Higher Order Accurate Space-Time Schemes for Computational Astrophysics -- Part I -- Finite Volume Methods

TL;DR

This paper reviews high-order accurate space-time numerical schemes like WENO, DG, and PNPM for computational astrophysics, emphasizing practical implementation and accuracy in space and time.

Contribution

It provides a practical overview of advanced high-order schemes and their time integration methods tailored for computational astrophysics applications.

Findings

WENO schemes extend traditional finite volume methods to higher order.

DG schemes evolve all solution moments, offering greater accuracy.

PNPM schemes balance between WENO and DG, allowing larger timesteps.

Abstract

As computational astrophysics comes under pressure to become a precision science, there is an increasing need to move to high accuracy schemes for computational astrophysics. Hence the need for a specialized review on higher order schemes for computational astrophysics. The focus here is on weighted essentially non-oscillatory (WENO) schemes, discontinuous Galerkin (DG) schemes and PNPM schemes. WENO schemes are higher order extensions of traditional second order finite volume schemes which are already familiar to most computational astrophysicists.

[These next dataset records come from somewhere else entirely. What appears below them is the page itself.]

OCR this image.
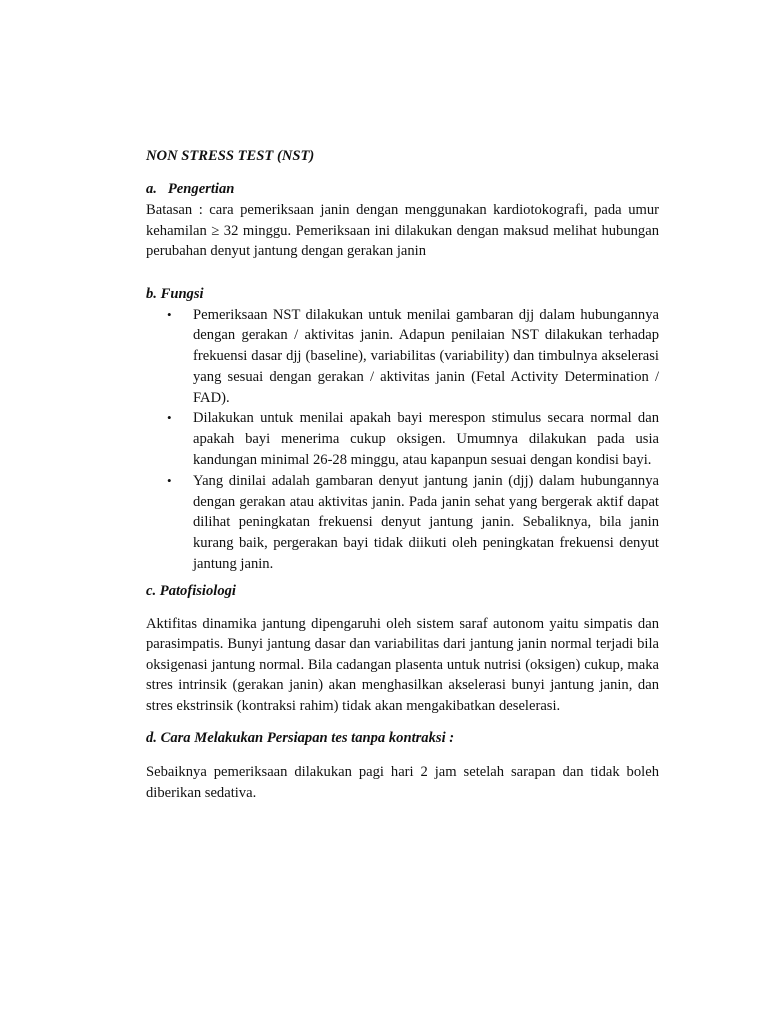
NON STRESS TEST (NST)

a.   Pengertian

Batasan : cara pemeriksaan janin dengan menggunakan kardiotokografi, pada umur kehamilan ≥ 32 minggu. Pemeriksaan ini dilakukan dengan maksud melihat hubungan perubahan denyut jantung dengan gerakan janin

b. Fungsi

• Pemeriksaan NST dilakukan untuk menilai gambaran djj dalam hubungannya dengan gerakan / aktivitas janin. Adapun penilaian NST dilakukan terhadap frekuensi dasar djj (baseline), variabilitas (variability) dan timbulnya akselerasi yang sesuai dengan gerakan / aktivitas janin (Fetal Activity Determination / FAD).
• Dilakukan untuk menilai apakah bayi merespon stimulus secara normal dan apakah bayi menerima cukup oksigen. Umumnya dilakukan pada usia kandungan minimal 26-28 minggu, atau kapanpun sesuai dengan kondisi bayi.
• Yang dinilai adalah gambaran denyut jantung janin (djj) dalam hubungannya dengan gerakan atau aktivitas janin. Pada janin sehat yang bergerak aktif dapat dilihat peningkatan frekuensi denyut jantung janin. Sebaliknya, bila janin kurang baik, pergerakan bayi tidak diikuti oleh peningkatan frekuensi denyut jantung janin.

c. Patofisiologi

Aktifitas dinamika jantung dipengaruhi oleh sistem saraf autonom yaitu simpatis dan parasimpatis. Bunyi jantung dasar dan variabilitas dari jantung janin normal terjadi bila oksigenasi jantung normal. Bila cadangan plasenta untuk nutrisi (oksigen) cukup, maka stres intrinsik (gerakan janin) akan menghasilkan akselerasi bunyi jantung janin, dan stres ekstrinsik (kontraksi rahim) tidak akan mengakibatkan deselerasi.

d. Cara Melakukan Persiapan tes tanpa kontraksi :

Sebaiknya pemeriksaan dilakukan pagi hari 2 jam setelah sarapan dan tidak boleh diberikan sedativa.
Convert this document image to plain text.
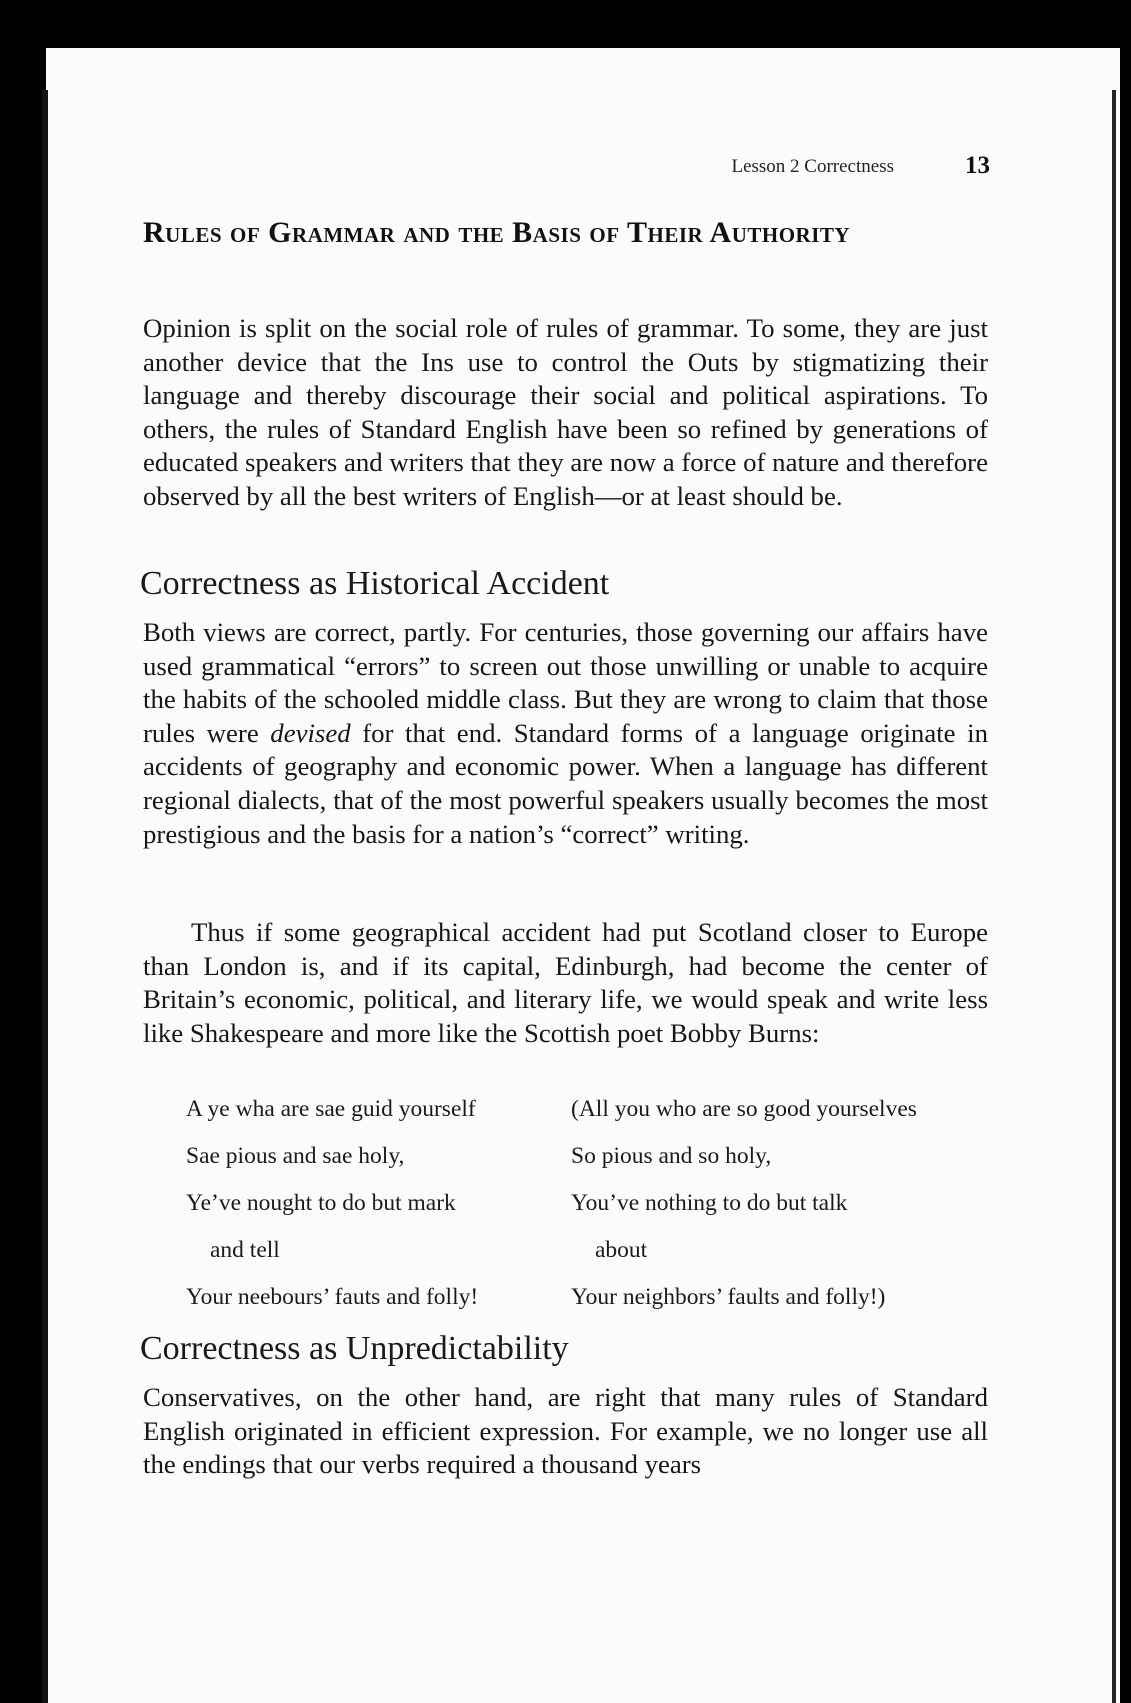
Lesson 2 Correctness	13
Rules of Grammar and the Basis of Their Authority

Opinion is split on the social role of rules of grammar. To some, they are just another device that the Ins use to control the Outs by stigmatizing their language and thereby discourage their social and political aspirations. To others, the rules of Standard English have been so refined by generations of educated speakers and writers that they are now a force of nature and therefore observed by all the best writers of English—or at least should be.

Correctness as Historical Accident

Both views are correct, partly. For centuries, those governing our affairs have used grammatical “errors” to screen out those unwilling or unable to acquire the habits of the schooled middle class. But they are wrong to claim that those rules were devised for that end. Standard forms of a language originate in accidents of geography and economic power. When a language has different regional dialects, that of the most powerful speakers usually becomes the most prestigious and the basis for a nation’s “correct” writing.

Thus if some geographical accident had put Scotland closer to Europe than London is, and if its capital, Edinburgh, had become the center of Britain’s economic, political, and literary life, we would speak and write less like Shakespeare and more like the Scottish poet Bobby Burns:

A ye wha are sae guid yourself	(All you who are so good yourselves
Sae pious and sae holy,	So pious and so holy,
Ye’ve nought to do but mark	You’ve nothing to do but talk
and tell	about
Your neebours’ fauts and folly!	Your neighbors’ faults and folly!)
Correctness as Unpredictability

Conservatives, on the other hand, are right that many rules of Standard English originated in efficient expression. For example, we no longer use all the endings that our verbs required a thousand years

DG schemes, on the other hand, evolve all the moments of the solution, with the result that they are more accurate than WENO schemes. PNPM schemes occupy a compromise position between WENO and PNPM schemes. They evolve an Nth order spatial polynomial, while reconstructing higher order terms up to Mth order. As a result, the timestep can be larger. Time-dependent astrophysical codes need to be accurate in space and time. This is realized with the help of SSP-RK (strong stability preserving Runge-Kutta) schemes and ADER (Arbitrary DERivative in space and time) schemes. The most popular approaches to SSP-RK and ADER schemes are also described. The style of this review is to assume that readers have a basic understanding of hyperbolic systems and one-dimensional Riemann solvers. Such an understanding can be acquired from a sequence of prepackaged lectures available from http://www.nd.edu/~dbalsara/Numerical-PDE-Course. We then build on this understanding to give the reader a practical introduction to the schemes described here. The emphasis is on computer-implementable ideas, not necessarily on the underlying theory, because it was felt that this would be most interesting to most computational astrophysicists.